Here is where the rubber meets the road. Currently, delivery app company stocks are enjoying boosts based on increasing revenues from the increased usage during the Covid recession. However, things do not look good for them following the end of the recession.

Government regulation may become permanent. Restaurant backlash is almost guaranteed, with restaurateurs exclusively using their own systems, or cheaper competitors. And, obviously, once diners can go back into their favorite restaurants, they’ll use delivery apps less as well.

For long-term investors the boost these companies are getting from higher usage now, should be considered temporary at best. At worst, smart investors should be watching very carefully for lower demand, and lower per order revenues in the near future. For companies barely sliding by at today’s rates of revenue and usage, their financial future, and stock prices depend on rapidly adapting to a new reality.
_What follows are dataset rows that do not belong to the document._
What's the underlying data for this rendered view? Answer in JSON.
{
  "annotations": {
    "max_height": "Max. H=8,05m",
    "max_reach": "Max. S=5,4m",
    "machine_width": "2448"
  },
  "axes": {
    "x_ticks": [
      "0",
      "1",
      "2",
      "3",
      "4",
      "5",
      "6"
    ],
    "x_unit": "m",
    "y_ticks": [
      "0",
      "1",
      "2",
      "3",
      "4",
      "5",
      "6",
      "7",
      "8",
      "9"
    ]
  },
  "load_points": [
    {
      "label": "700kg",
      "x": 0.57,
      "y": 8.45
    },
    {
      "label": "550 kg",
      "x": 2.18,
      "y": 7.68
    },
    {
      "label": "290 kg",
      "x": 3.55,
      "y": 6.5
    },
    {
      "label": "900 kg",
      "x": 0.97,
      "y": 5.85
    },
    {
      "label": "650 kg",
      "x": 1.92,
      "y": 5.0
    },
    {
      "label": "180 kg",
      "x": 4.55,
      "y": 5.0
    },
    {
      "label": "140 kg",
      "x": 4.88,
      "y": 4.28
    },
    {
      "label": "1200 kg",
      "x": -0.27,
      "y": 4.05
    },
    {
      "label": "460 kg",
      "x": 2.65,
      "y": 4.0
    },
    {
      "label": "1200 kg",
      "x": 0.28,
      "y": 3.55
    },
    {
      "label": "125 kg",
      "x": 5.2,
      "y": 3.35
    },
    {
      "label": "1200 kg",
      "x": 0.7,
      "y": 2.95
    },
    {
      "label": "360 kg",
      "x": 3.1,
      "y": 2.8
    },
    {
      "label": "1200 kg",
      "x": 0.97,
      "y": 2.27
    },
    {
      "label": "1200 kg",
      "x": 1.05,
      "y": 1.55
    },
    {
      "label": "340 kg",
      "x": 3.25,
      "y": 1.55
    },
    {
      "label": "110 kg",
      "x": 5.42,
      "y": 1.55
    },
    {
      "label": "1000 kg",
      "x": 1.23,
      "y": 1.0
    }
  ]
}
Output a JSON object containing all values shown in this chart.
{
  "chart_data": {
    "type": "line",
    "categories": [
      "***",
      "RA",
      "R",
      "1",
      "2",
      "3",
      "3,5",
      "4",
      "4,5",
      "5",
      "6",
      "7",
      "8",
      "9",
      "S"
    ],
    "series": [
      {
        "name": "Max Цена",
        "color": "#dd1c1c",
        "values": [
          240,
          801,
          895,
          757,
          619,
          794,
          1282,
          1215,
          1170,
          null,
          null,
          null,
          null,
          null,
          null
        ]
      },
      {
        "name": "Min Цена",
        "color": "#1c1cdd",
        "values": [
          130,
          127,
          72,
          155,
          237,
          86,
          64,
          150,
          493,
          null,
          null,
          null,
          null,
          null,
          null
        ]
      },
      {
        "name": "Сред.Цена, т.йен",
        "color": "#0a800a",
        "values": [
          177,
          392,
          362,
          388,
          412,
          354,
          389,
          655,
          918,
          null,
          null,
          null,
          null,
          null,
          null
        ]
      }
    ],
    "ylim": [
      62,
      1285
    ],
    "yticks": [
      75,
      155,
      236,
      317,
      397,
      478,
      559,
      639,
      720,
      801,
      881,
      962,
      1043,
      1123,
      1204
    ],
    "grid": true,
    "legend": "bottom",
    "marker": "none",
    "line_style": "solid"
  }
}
Investors that don’t see an attitude of change, should really consider their holdings in those company’s stocks.

As, always, long-term investors benefit from a well balanced portfolio tailored to their goals and risk tolerance.

This article is for informational purposes only and is not an offer to buy or sell stocks. The author is not a financial advisor and does not hold himself out to be one. For advice on your specific situation and investments, speak to your financial advisor and tax professional.

At the time of publication, the author did not hold any position in stocks mentioned in this article, however that may change at anytime. The author does have investments in mutual funds and ETFs that may have investments in the stocks mentioned in this article.